Bin Sulayem credited the company’s strategy of developing innovative new products and services and prudent management for the strong results. Bin Sulayem added that DP World’s performance against the backdrop of challenging global economic conditions is a testament to the company’s resilience, sound growth strategy and the diversification of its global investment portfolio across energy, maritime and sustainable mobility.
The company’s ports and terminals investments include two new assets in Chile, Canada and consolidation of assets in Australia. Logistics and maritime investment include acquisition of pan-European logistics platform of P&O Ferries and marine logistics operator, Topaz Marine & Energy.

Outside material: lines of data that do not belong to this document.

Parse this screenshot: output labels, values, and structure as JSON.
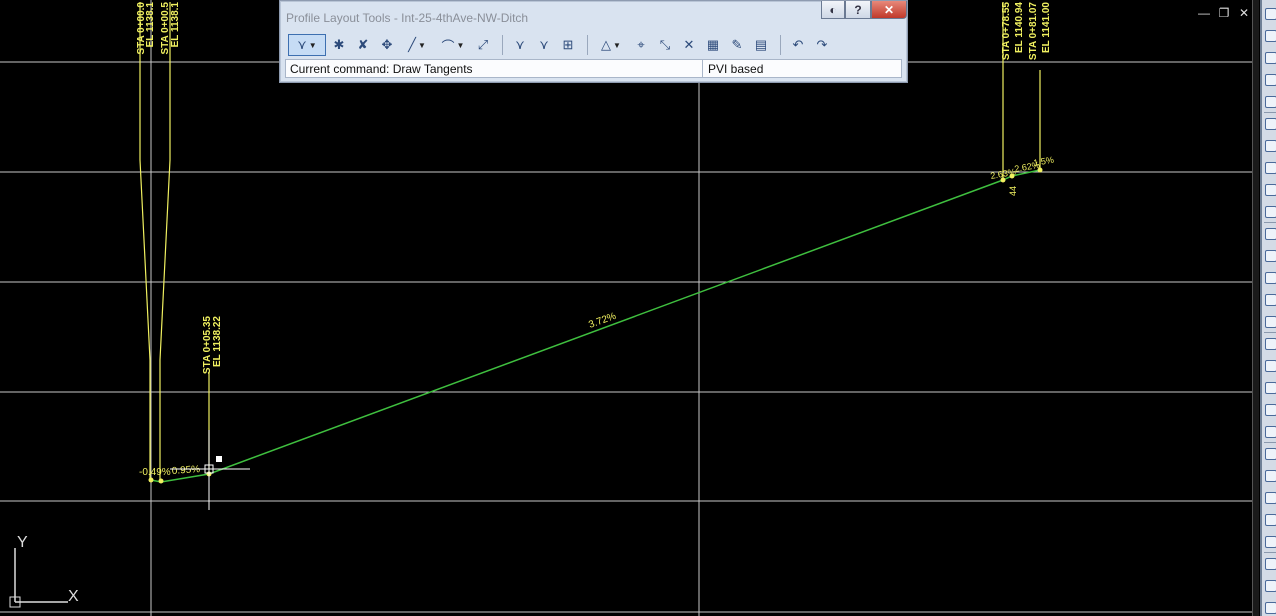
{
  "toolbar": {
    "title": "Profile Layout Tools - Int-25-4thAve-NW-Ditch",
    "help_label": "?",
    "close_label": "✕",
    "current_command": "Current command: Draw Tangents",
    "mode": "PVI based",
    "tools": [
      {
        "icon": "draw-tangents-icon",
        "glyph": "⋎",
        "active": true,
        "dropdown": true
      },
      {
        "icon": "insert-pvi-icon",
        "glyph": "✱"
      },
      {
        "icon": "delete-pvi-icon",
        "glyph": "✘"
      },
      {
        "icon": "move-pvi-icon",
        "glyph": "✥"
      },
      {
        "icon": "fixed-line-icon",
        "glyph": "╱",
        "dropdown": true
      },
      {
        "icon": "fixed-curve-icon",
        "glyph": "⌒",
        "dropdown": true
      },
      {
        "icon": "free-vertical-curve-icon",
        "glyph": "⤢"
      },
      {
        "sep": true
      },
      {
        "icon": "insert-pvis-tabular-icon",
        "glyph": "⋎"
      },
      {
        "icon": "raise-lower-pvis-icon",
        "glyph": "⋎"
      },
      {
        "icon": "copy-profile-icon",
        "glyph": "⊞"
      },
      {
        "sep": true
      },
      {
        "icon": "convert-icon",
        "glyph": "△",
        "dropdown": true
      },
      {
        "icon": "select-pvi-icon",
        "glyph": "⌖"
      },
      {
        "icon": "delete-entity-icon",
        "glyph": "⤡"
      },
      {
        "icon": "delete-pvi-tool-icon",
        "glyph": "✕"
      },
      {
        "icon": "profile-grid-view-icon",
        "glyph": "▦"
      },
      {
        "icon": "profile-layout-parameters-icon",
        "glyph": "✎"
      },
      {
        "icon": "profile-grid-icon",
        "glyph": "▤"
      },
      {
        "sep": true
      },
      {
        "icon": "undo-icon",
        "glyph": "↶"
      },
      {
        "icon": "redo-icon",
        "glyph": "↷"
      }
    ]
  },
  "profile": {
    "colors": {
      "background": "#000000",
      "grid": "#c8c8c8",
      "label": "#f0f060",
      "tangent": "#3fbf3f",
      "crosshair": "#ffffff"
    },
    "pvi_labels": [
      {
        "sta": "STA 0+00.0",
        "el": "EL 1138.1"
      },
      {
        "sta": "STA 0+00.5",
        "el": "EL 1138.1"
      },
      {
        "sta": "STA 0+05.35",
        "el": "EL 1138.22"
      },
      {
        "sta": "STA 0+78.55",
        "el": "EL 1140.94"
      },
      {
        "sta": "STA 0+81.07",
        "el": "EL 1141.00"
      }
    ],
    "grade_labels": [
      "-0.49%",
      "0.95%",
      "3.72%",
      "2.63%",
      "2.62%",
      "1.5%",
      "44"
    ],
    "ucs": {
      "x": "X",
      "y": "Y"
    }
  },
  "window_controls": {
    "minimize": "—",
    "restore": "❐",
    "close": "✕"
  }
}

Capital expenditure guidance for 2019 remains unchanged at up to USD 1.4 billion with investments planned into UAE, Posorja (Ecuador), Berbera (Somaliland), Sokhna (Egypt) and London Gateway (UK). Posorja, the only deep-water port in Ecuador with a capacity of 750,000 TEU opened on time and budget.

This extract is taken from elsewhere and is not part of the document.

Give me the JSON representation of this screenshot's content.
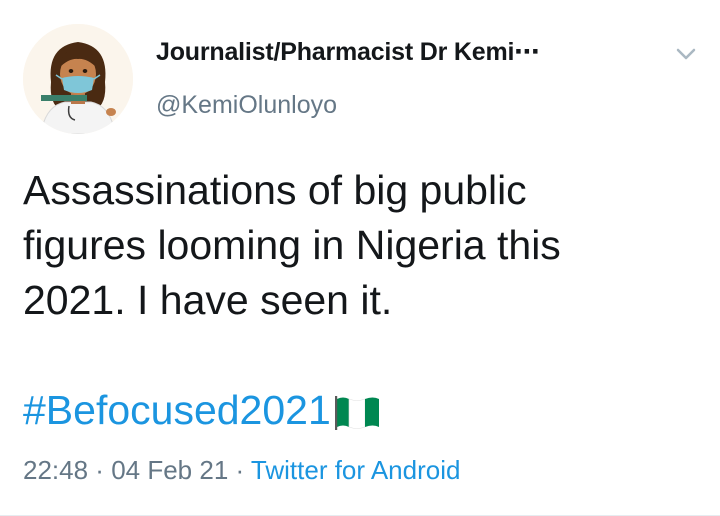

“Our half-year financial results have been in line with our expectations,” Bin Sulayem said. “Our balance sheet remains strong, and we continue to generate high levels of cash flow, which gives us the ability to invest in the future growth of our current portfolio. Going forward, we aim to integrate our new acquisitions and deliver synergies with the objective of providing smart end-to-end solutions, which will improve the quality of our earnings and drive returns,” he reported.
The CEO added that, while the near-term trade outlook remains uncertain with global trade disputes and regional geopolitics causing uncertainty to the container market, the strong financial performance of the first six months also leaves DP World well placed to deliver full-year results slightly ahead of market expectations.
DP World has operations all over the world, including some South American countries such as Brazil, where it owns a terminal at the Port of Santos (DP World Santos) and Peru (pictured above).